Subpanel rating >= feeder wire rating >= supply circuit breaker
Tires come in several speed ratings. 85 MPH, 112 MPH and 130 MPH. Subpanels come in 70A, 100A, 125A and 225A. It's only a "never exceed" red-line. You don't have to drive 130 MPH or 100A :)
I for one am not a fan; the truly valuable thing in a panel is breaker spaces, and we recommend plenty of them. You're more likely to max out spaces than amps in most cases. 100A panels are notorious for not having very many breaker spaces.
On subpanel feeder, we like spending safety money wisely. Since the lugs at both ends are aluminum, and since large aluminum wire is proven safe, we like stuff like 2-2-2-4 aluminum, which is an inexpensive commodity and 90A.
Since your distance is only 80 feet, voltage drop won't be a concern and there is no need to upsize wires for that.
One of my favorite money-savers is 100-200A panel (for the spaces) fed by 90A 2-2-2-4 (for the cheapness) fed by a 60A breaker (for the cheapness). The 60A breaker can be upped to 90A at any time. This will cover almost anything folks do in a garage, especially, charging EVs. Most people new to EVs learn a ton of stuff that's dead wrong, but we can put you right and save you a ton of money vs that wrong stuff. And also not burn your house down :) So if EVs are in your plan, ask us for advice/review before you buy any wires. I'm talking to you, passive reader!
No need for junction boxes
The 4-wire feeder from house to garage does not need any intermediate boxes or splices - except - that to the extent it's routed in conduit, and single wires must be routed in conduit, the conduit needs access points enroute to facilitate pulling. With rare exception, conduit must be built empty and the wires pulled in only after the conduit is complete, anchored and tamped. Access points must remain accessible forever. They can be above drop ceilings but cannot be plastered or built over.
4 wires for real. + ground rods.
A service is not the same thing as a feeder.
The electric service from your utility is 3-wire because the utility has no business supplying ground. You need to originate that locally, and make ONE bond between neutral and ground in your entire system.
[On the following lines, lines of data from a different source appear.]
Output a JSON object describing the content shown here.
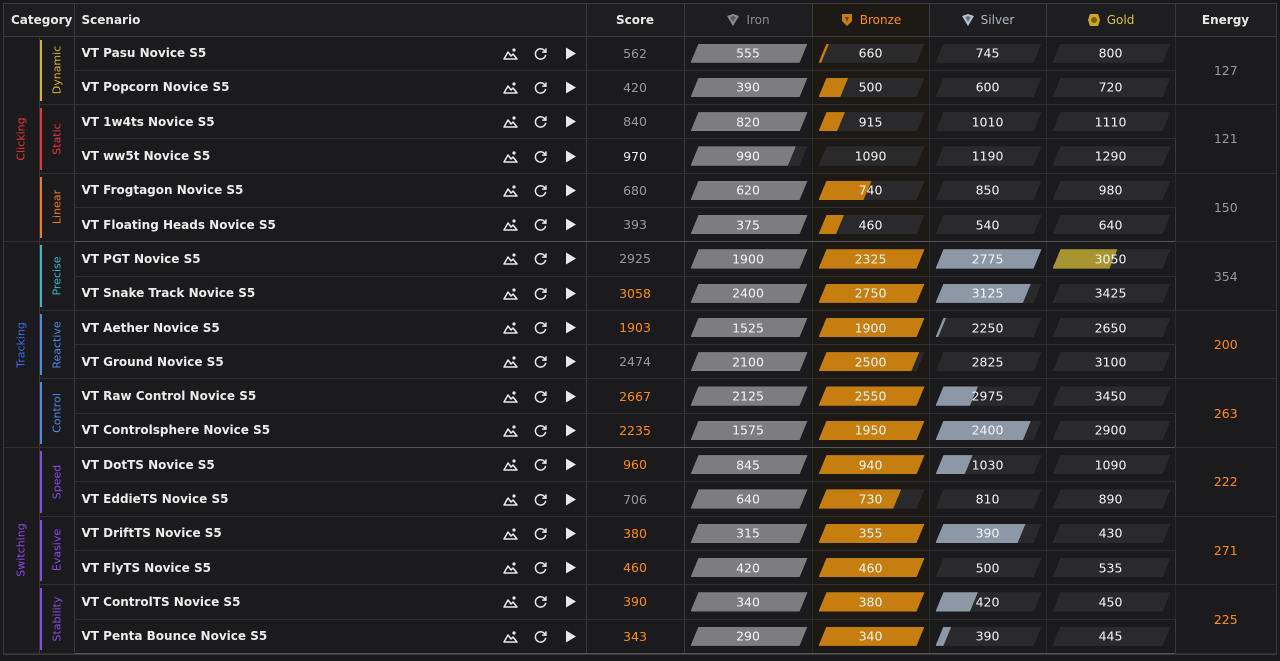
{
  "headers": {
    "category": "Category",
    "scenario": "Scenario",
    "score": "Score",
    "iron": "Iron",
    "bronze": "Bronze",
    "silver": "Silver",
    "gold": "Gold",
    "energy": "Energy"
  },
  "colors": {
    "iron": "#7d7d80",
    "bronze": "#c67e10",
    "silver": "#8d98a6",
    "gold": "#a89431",
    "score_orange": "#ff8c1a",
    "score_gray": "#9a9a9a"
  },
  "icons": {
    "scenario_actions": [
      "landscape-icon",
      "refresh-icon",
      "play-icon"
    ],
    "rank": [
      "iron-rank-icon",
      "bronze-rank-icon",
      "silver-rank-icon",
      "gold-rank-icon"
    ]
  },
  "categories": [
    {
      "name": "Clicking",
      "color": "#e8353e",
      "subs": [
        {
          "name": "Dynamic",
          "color": "#d8b13a",
          "energy": "127",
          "energy_color": "#9a9a9a",
          "rows": [
            {
              "name": "VT Pasu Novice S5",
              "score": "562",
              "score_color": "#9a9a9a",
              "ranks": [
                "555",
                "660",
                "745",
                "800"
              ],
              "fill": [
                1,
                0.1,
                0,
                0
              ]
            },
            {
              "name": "VT Popcorn Novice S5",
              "score": "420",
              "score_color": "#9a9a9a",
              "ranks": [
                "390",
                "500",
                "600",
                "720"
              ],
              "fill": [
                1,
                0.28,
                0,
                0
              ]
            }
          ]
        },
        {
          "name": "Static",
          "color": "#e8353e",
          "energy": "121",
          "energy_color": "#9a9a9a",
          "rows": [
            {
              "name": "VT 1w4ts Novice S5",
              "score": "840",
              "score_color": "#9a9a9a",
              "ranks": [
                "820",
                "915",
                "1010",
                "1110"
              ],
              "fill": [
                1,
                0.25,
                0,
                0
              ]
            },
            {
              "name": "VT ww5t Novice S5",
              "score": "970",
              "score_color": "#ececec",
              "ranks": [
                "990",
                "1090",
                "1190",
                "1290"
              ],
              "fill": [
                0.9,
                0,
                0,
                0
              ]
            }
          ]
        },
        {
          "name": "Linear",
          "color": "#f07a2a",
          "energy": "150",
          "energy_color": "#9a9a9a",
          "rows": [
            {
              "name": "VT Frogtagon Novice S5",
              "score": "680",
              "score_color": "#9a9a9a",
              "ranks": [
                "620",
                "740",
                "850",
                "980"
              ],
              "fill": [
                1,
                0.5,
                0,
                0
              ]
            },
            {
              "name": "VT Floating Heads Novice S5",
              "score": "393",
              "score_color": "#9a9a9a",
              "ranks": [
                "375",
                "460",
                "540",
                "640"
              ],
              "fill": [
                1,
                0.24,
                0,
                0
              ]
            }
          ]
        }
      ]
    },
    {
      "name": "Tracking",
      "color": "#3a6ae8",
      "subs": [
        {
          "name": "Precise",
          "color": "#3ab8c8",
          "energy": "354",
          "energy_color": "#9a9a9a",
          "rows": [
            {
              "name": "VT PGT Novice S5",
              "score": "2925",
              "score_color": "#9a9a9a",
              "ranks": [
                "1900",
                "2325",
                "2775",
                "3050"
              ],
              "fill": [
                1,
                1,
                1,
                0.55
              ]
            },
            {
              "name": "VT Snake Track Novice S5",
              "score": "3058",
              "score_color": "#ff8c1a",
              "ranks": [
                "2400",
                "2750",
                "3125",
                "3425"
              ],
              "fill": [
                1,
                1,
                0.9,
                0
              ]
            }
          ]
        },
        {
          "name": "Reactive",
          "color": "#4a8ae8",
          "energy": "200",
          "energy_color": "#ff8c1a",
          "rows": [
            {
              "name": "VT Aether Novice S5",
              "score": "1903",
              "score_color": "#ff8c1a",
              "ranks": [
                "1525",
                "1900",
                "2250",
                "2650"
              ],
              "fill": [
                1,
                1,
                0.1,
                0
              ]
            },
            {
              "name": "VT Ground Novice S5",
              "score": "2474",
              "score_color": "#9a9a9a",
              "ranks": [
                "2100",
                "2500",
                "2825",
                "3100"
              ],
              "fill": [
                1,
                0.95,
                0,
                0
              ]
            }
          ]
        },
        {
          "name": "Control",
          "color": "#4a8ae8",
          "energy": "263",
          "energy_color": "#ff8c1a",
          "rows": [
            {
              "name": "VT Raw Control Novice S5",
              "score": "2667",
              "score_color": "#ff8c1a",
              "ranks": [
                "2125",
                "2550",
                "2975",
                "3450"
              ],
              "fill": [
                1,
                1,
                0.4,
                0
              ]
            },
            {
              "name": "VT Controlsphere Novice S5",
              "score": "2235",
              "score_color": "#ff8c1a",
              "ranks": [
                "1575",
                "1950",
                "2400",
                "2900"
              ],
              "fill": [
                1,
                1,
                0.9,
                0
              ]
            }
          ]
        }
      ]
    },
    {
      "name": "Switching",
      "color": "#8a4ae8",
      "subs": [
        {
          "name": "Speed",
          "color": "#8a4ae8",
          "energy": "222",
          "energy_color": "#ff8c1a",
          "rows": [
            {
              "name": "VT DotTS Novice S5",
              "score": "960",
              "score_color": "#ff8c1a",
              "ranks": [
                "845",
                "940",
                "1030",
                "1090"
              ],
              "fill": [
                1,
                1,
                0.35,
                0
              ]
            },
            {
              "name": "VT EddieTS Novice S5",
              "score": "706",
              "score_color": "#9a9a9a",
              "ranks": [
                "640",
                "730",
                "810",
                "890"
              ],
              "fill": [
                1,
                0.78,
                0,
                0
              ]
            }
          ]
        },
        {
          "name": "Evasive",
          "color": "#8a4ae8",
          "energy": "271",
          "energy_color": "#ff8c1a",
          "rows": [
            {
              "name": "VT DriftTS Novice S5",
              "score": "380",
              "score_color": "#ff8c1a",
              "ranks": [
                "315",
                "355",
                "390",
                "430"
              ],
              "fill": [
                1,
                1,
                0.85,
                0
              ]
            },
            {
              "name": "VT FlyTS Novice S5",
              "score": "460",
              "score_color": "#ff8c1a",
              "ranks": [
                "420",
                "460",
                "500",
                "535"
              ],
              "fill": [
                1,
                1,
                0,
                0
              ]
            }
          ]
        },
        {
          "name": "Stability",
          "color": "#8a4ae8",
          "energy": "225",
          "energy_color": "#ff8c1a",
          "rows": [
            {
              "name": "VT ControlTS Novice S5",
              "score": "390",
              "score_color": "#ff8c1a",
              "ranks": [
                "340",
                "380",
                "420",
                "450"
              ],
              "fill": [
                1,
                1,
                0.4,
                0
              ]
            },
            {
              "name": "VT Penta Bounce Novice S5",
              "score": "343",
              "score_color": "#ff8c1a",
              "ranks": [
                "290",
                "340",
                "390",
                "445"
              ],
              "fill": [
                1,
                1,
                0.15,
                0
              ]
            }
          ]
        }
      ]
    }
  ]
}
The feeder to the garage needs to be 4-wire. It needs to be able to return enough fault current on ground to trip a breaker, and dirt can't do that. (that's why we bother to mine copper and aluminum.) Neutral and ground can't be combined - we tried it for many decades, but the reality is, when you combine them you don't have ground anymore - you have neutral. And attaching metal chassis of things to neutral is a recipe for fatality.
The ground rod is also required. They do different jobs. The rod is more about dissipating ESD and lightning, and assuring that the dirt near the outbuilding is near the same voltage as electrical grounds.